In fact, this is one of my most feared topics for a nightmare. No experience and no guidelines can help the doc through this totally unpredictable dilemma.
My Humble Opinion: “Don’t even consider shooting through a closed door – especially not in the dark …”
Thing No 3:
I know I said there are only 2 things but that is because Thing No 3 is actually a bit of a philosophy.
You see, the skin is not only the largest organ in the body, but it’s also the envelope in which you are delivered.

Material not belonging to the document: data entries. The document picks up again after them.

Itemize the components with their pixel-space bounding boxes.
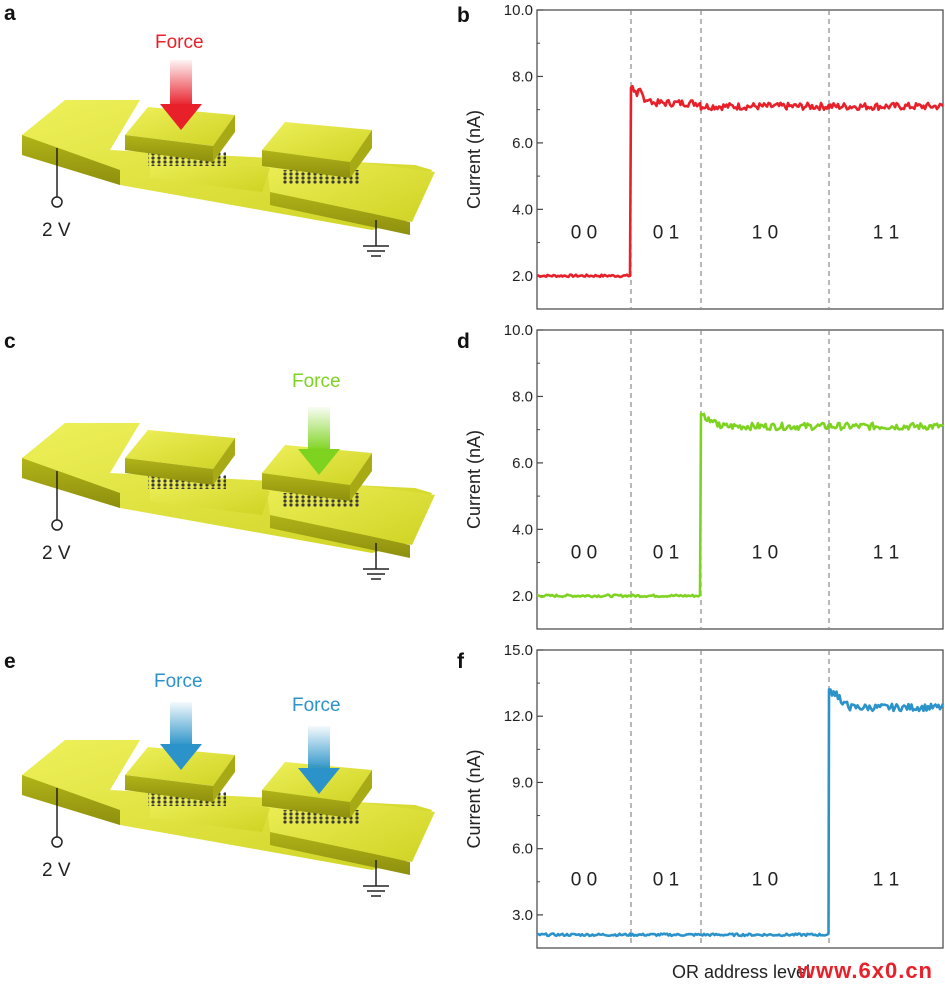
schematic-a: 2 V Force: [22, 32, 435, 257]
y-axis-label: Current (nA): [464, 749, 484, 848]
y-tick-label: 8.0: [512, 68, 533, 85]
voltage-terminal-icon: [51, 519, 63, 531]
force-arrow-icon: [298, 407, 340, 475]
y-axis-label: Current (nA): [464, 430, 484, 529]
panel-letter-f: f: [457, 650, 464, 673]
panel-letter-e: e: [4, 650, 16, 673]
force-label: Force: [155, 32, 204, 53]
ground-icon: [363, 860, 389, 897]
ground-icon: [363, 543, 389, 580]
voltage-label: 2 V: [42, 220, 71, 241]
segment-label: 1 1: [873, 543, 899, 564]
y-tick-label: 2.0: [512, 268, 533, 285]
segment-label: 0 0: [571, 543, 597, 564]
segment-label: 1 0: [752, 869, 778, 890]
panel-letter-c: c: [4, 330, 16, 353]
plot-frame: [536, 329, 944, 630]
current-trace: [536, 688, 945, 938]
y-tick-label: 2.0: [512, 588, 533, 605]
segment-label: 1 0: [752, 223, 778, 244]
plot-frame: [536, 9, 944, 310]
segment-label: 1 0: [752, 543, 778, 564]
chart-d: 2.0 4.0 6.0 8.0 10.0 Current (nA) 0 0 0 1 1 0 1 1: [464, 322, 944, 630]
plot-frame: [536, 649, 944, 949]
x-axis-label: OR address level: [672, 962, 811, 982]
segment-label: 0 0: [571, 223, 597, 244]
y-tick-label: 10.0: [504, 2, 533, 19]
segment-label: 1 1: [873, 869, 899, 890]
segment-label: 0 0: [571, 869, 597, 890]
y-tick-label: 3.0: [512, 907, 533, 924]
panel-letter-d: d: [457, 330, 470, 353]
force-label: Force: [154, 671, 203, 692]
segment-label: 0 1: [653, 543, 679, 564]
y-tick-label: 15.0: [504, 642, 533, 659]
y-tick-label: 10.0: [504, 322, 533, 339]
y-tick-label: 4.0: [512, 521, 533, 538]
current-trace: [536, 412, 944, 599]
y-axis-label: Current (nA): [464, 110, 484, 209]
chart-b: 2.0 4.0 6.0 8.0 10.0 Current (nA) 0 0 0 1 1 0 1 1: [464, 2, 944, 310]
device-strip: [22, 740, 435, 875]
device-strip: [22, 100, 435, 235]
device-strip: [22, 423, 435, 558]
schematic-c: 2 V Force: [22, 371, 435, 580]
force-arrow-icon: [298, 726, 340, 794]
segment-label: 1 1: [873, 223, 899, 244]
panel-letter-b: b: [457, 4, 470, 27]
y-tick-label: 6.0: [512, 455, 533, 472]
schematic-e: 2 V Force Force: [22, 671, 435, 897]
y-tick-label: 9.0: [512, 774, 533, 791]
chart-f: 3.0 6.0 9.0 12.0 15.0 Current (nA) 0 0 0 1 1 0 1 …: [464, 642, 945, 949]
force-arrow-icon: [160, 702, 202, 770]
segment-label: 0 1: [653, 869, 679, 890]
y-tick-label: 12.0: [504, 708, 533, 725]
force-label: Force: [292, 371, 341, 392]
voltage-terminal-icon: [51, 836, 63, 848]
y-tick-label: 4.0: [512, 201, 533, 218]
watermark: www.6x0.cn: [797, 958, 933, 983]
force-arrow-icon: [160, 60, 202, 130]
voltage-label: 2 V: [42, 860, 71, 881]
voltage-label: 2 V: [42, 543, 71, 564]
y-tick-label: 6.0: [512, 841, 533, 858]
ground-icon: [363, 220, 389, 257]
y-tick-label: 8.0: [512, 388, 533, 405]
panel-letter-a: a: [4, 2, 16, 25]
current-trace: [536, 84, 944, 279]
voltage-terminal-icon: [51, 196, 63, 208]
y-tick-label: 6.0: [512, 135, 533, 152]
force-label: Force: [292, 695, 341, 716]
segment-label: 0 1: [653, 223, 679, 244]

These days letters go by the click of a button and a “sheeuhh!” over the microphone. But grandma picked a clean white envelope, wrote with the neatest of her handwriting, applied a colourful stamp very square in the right upper corner and wrote on the back all her personal particulars. The letter then went to the Post Master who checked it all over. And if he liked it, he approved it with one of his special looking official stamps.
And I reckon all that enveloping was about the content. I reckon grandma dressed her envelopes up to look smart because she was proud of the content.